責任多型分析



疾患感受性多型解析において、候補部位を連鎖不平衡ブロック単位に絞り込むことは、ブロックの定義につき若干の議論の余地を残しているとはいえ、問題なく行えると言ってよいであろう。不平衡ブロックに認められた感受性の由来多型の同定は、分子生物学的・介入実験的解析が不可欠であるが、ジェノタイピンブデータの統計遺伝学的検討からは、どのような手法でどのようなことが言えるだろうか。コンセンサスが得られていない部分ではあるが、Am. J. Hum. Genet. 77:567-581, 2005 VEH Carlton and AB Begovichら http://www.journals.uchicago.edu/AJHG/journal/issues/v77n4/42585/brief/42585.abstract.html:Abstractの採用方法を例示する。

  • 残存SNP関連検定

単一SNP解析により、最強関連を持つ多型を除外した後、その連鎖不平衡ブロックに依然として関連する単一SNPが残存しているかをpermutationベースで検定する。このプロセスは次点のSNPに関連が認められなくなるまで繰り返すことができる。

最強関連SNPとその他のSNPとで作るSNPペアについて、4ハプロタイプを推定しそれらについて関連検定を行い、最強SNP単独の効果か、最強SNPといずれかのSNPとのペアによる効果かを検定する。

  • Conditional Logistic Regression Analysis (CLR Analysis)

最強関連SNPのジェノタイプによって、条件化(層別化)した上で、それ以外のSNPひとつひとつが有するphenotypeを引き起こすRRを計算する。
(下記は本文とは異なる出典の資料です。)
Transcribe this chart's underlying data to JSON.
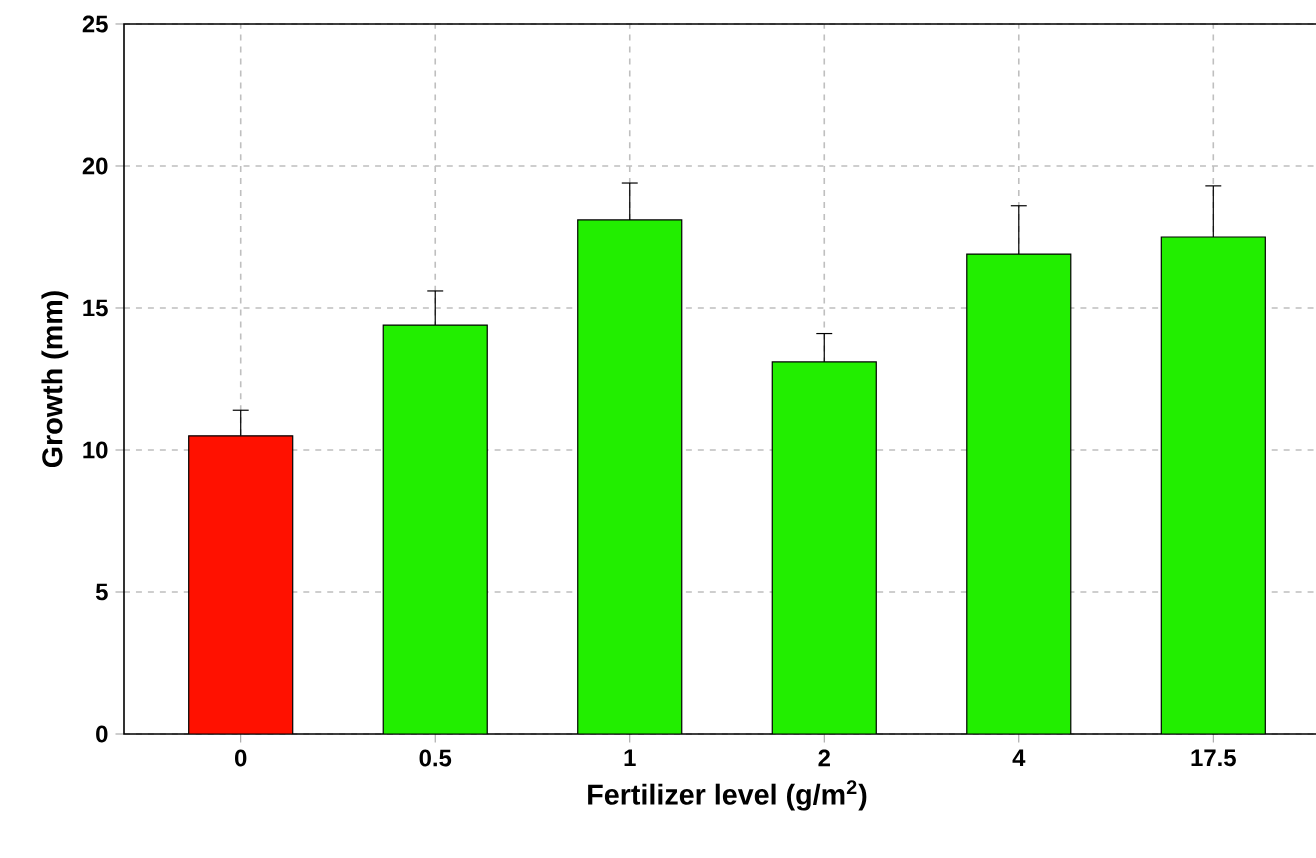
{
  "chart_data": {
    "type": "bar",
    "xlabel": "Fertilizer level (g/m$^{2}$)",
    "ylabel": "Growth (mm)",
    "categories": [
      "0",
      "0.5",
      "1",
      "2",
      "4",
      "17.5"
    ],
    "values": [
      10.5,
      14.4,
      18.1,
      13.1,
      16.9,
      17.5
    ],
    "errors": [
      [
        10.5,
        11.4
      ],
      [
        14.4,
        15.6
      ],
      [
        18.1,
        19.4
      ],
      [
        13.1,
        14.1
      ],
      [
        16.9,
        18.6
      ],
      [
        17.5,
        19.3
      ]
    ],
    "colors": [
      "#ff1100",
      "#22ee00",
      "#22ee00",
      "#22ee00",
      "#22ee00",
      "#22ee00"
    ],
    "ylim": [
      0,
      25
    ],
    "yticks": [
      0,
      5,
      10,
      15,
      20,
      25
    ],
    "grid": true
  }
}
計算にあたっては、条件化(層別化)に用いた多型の保有アレル数につきLogistic regressionを用いている。保有アレル数の効果としては、本論文ではadditiveモデルを使用しているとの記載がある。最強SNP(同一ローカス内)以外にも、条件化(層別化)に適した遺伝多型がある場合には(本論文ではHLA領域多型)、それ(ら)についても条件化(層別化)を行うことが可能である。

  • Relative Predispositional Effects Method(RPE)

関連の認められたハプロタイプを検出した後、さらに、それ以外のハプロタイプに残存関連が存在するかどうかを分割表検定にて検出する解析。

  • Haplotype Regression

Haplotype単位でのregression(RのHaplo.stat package CRAN - Package haplo.stats)を使用。使用法は-> ryamadaの遺伝学・遺伝統計学メモ - Rのhaplo.statsの使い方(1)概要とインストール

  • Haplotypeのdiplotypeを用いたConditional Logistic Regression

個別SNPジェノタイプデータより、個人のハプロタイプセットを推定し(本論文では、SNPAnalyzerを採用)個々のハプロタイプのRRを推定。基準ハプロタイプは、最頻ハプロタイプを採用している。